First, while the site does not appear to be using cookies, it is using Javascript based tracking to collect the page the user game from.  It does that by running a script (FederatedAnalytics.js) by the U.S. government’s Digital Analytics Program (DAP).  The DAP script does appear to anonymize the user’s IP, as promised, though.
 
AIDS.gov is also running ga.js, a Google Analytics script.  The Google Analytics script appears to respect the https of the locator document (although it may expose the IP still in the case of the bare ‘http’ redirect).  

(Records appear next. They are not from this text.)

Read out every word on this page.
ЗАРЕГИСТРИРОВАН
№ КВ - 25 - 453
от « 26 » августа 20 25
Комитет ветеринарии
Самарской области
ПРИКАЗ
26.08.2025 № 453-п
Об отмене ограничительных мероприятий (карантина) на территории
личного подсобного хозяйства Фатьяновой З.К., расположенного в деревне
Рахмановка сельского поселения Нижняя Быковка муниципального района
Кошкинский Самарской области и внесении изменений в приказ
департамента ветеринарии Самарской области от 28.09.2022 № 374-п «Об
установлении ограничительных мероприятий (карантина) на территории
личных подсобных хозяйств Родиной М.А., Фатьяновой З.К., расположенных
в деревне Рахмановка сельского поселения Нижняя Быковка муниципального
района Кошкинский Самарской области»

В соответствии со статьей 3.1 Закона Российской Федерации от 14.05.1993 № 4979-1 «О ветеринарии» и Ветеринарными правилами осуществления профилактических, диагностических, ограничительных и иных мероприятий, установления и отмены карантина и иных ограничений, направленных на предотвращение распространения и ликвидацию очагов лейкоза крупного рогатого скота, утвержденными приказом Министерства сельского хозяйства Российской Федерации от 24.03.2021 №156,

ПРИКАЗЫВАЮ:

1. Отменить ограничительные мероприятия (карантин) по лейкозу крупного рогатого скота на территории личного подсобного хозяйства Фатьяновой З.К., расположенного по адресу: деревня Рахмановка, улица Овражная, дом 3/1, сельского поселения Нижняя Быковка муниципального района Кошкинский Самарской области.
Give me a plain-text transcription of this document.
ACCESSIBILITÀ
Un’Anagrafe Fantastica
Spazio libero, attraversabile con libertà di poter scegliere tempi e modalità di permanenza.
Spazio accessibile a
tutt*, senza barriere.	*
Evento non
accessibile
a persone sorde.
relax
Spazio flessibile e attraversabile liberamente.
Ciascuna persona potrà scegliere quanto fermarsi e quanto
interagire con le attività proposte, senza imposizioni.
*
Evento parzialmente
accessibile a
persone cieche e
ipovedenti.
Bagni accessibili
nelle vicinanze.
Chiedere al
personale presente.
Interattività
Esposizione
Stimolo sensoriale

The government site contains Google Analytics, Add This, and Federate Analytics scripts.  (Federated Analytics is a federal government data mining project.)
Also to clarify, when visiting the site from a search engine hit, it does not automatically redirect to an https (SSL encrypted page).  Rather it feeds the messages to Google Analytics through an https.  But the site itself lacks encryption in many areas.
 
A CloudFlare hosted script (3698.js) does not appear to have any sort of SSL and redirects traffic to unencrypted Google Searches.  Also the script related to the “Add This” button (add_this_widget.js) appears to keep the requester’s encryption or lack thereof, so if we read this correctly, that traffic should be unencrypted, as well.
 
The button interfaces with email, StumbledUpon, Digg, Delicious, Conde Nast’s Reddit, Twitter, Facebook, and other sites.  Another script (descriptively named “script.js”) appears to be exposing users’ IP in identifiable fashion to Pinterest.  The catch is that the user has to click to share via one of these third parties.

 
Probably the most glaring and needless remaining security flaw is that the search box at the top of the screen appears to direct search queries through an unencrypted Google Search.  This essentially reveals the user (to Google, at least) if they’re browsing from a personal device Google has location/IP information on.

 
Most page scripts do redirect to locator pages with https.  We did find one that didn’t, but the good thing is the page it directs to redirects to SSL locator pages, as far as we could see.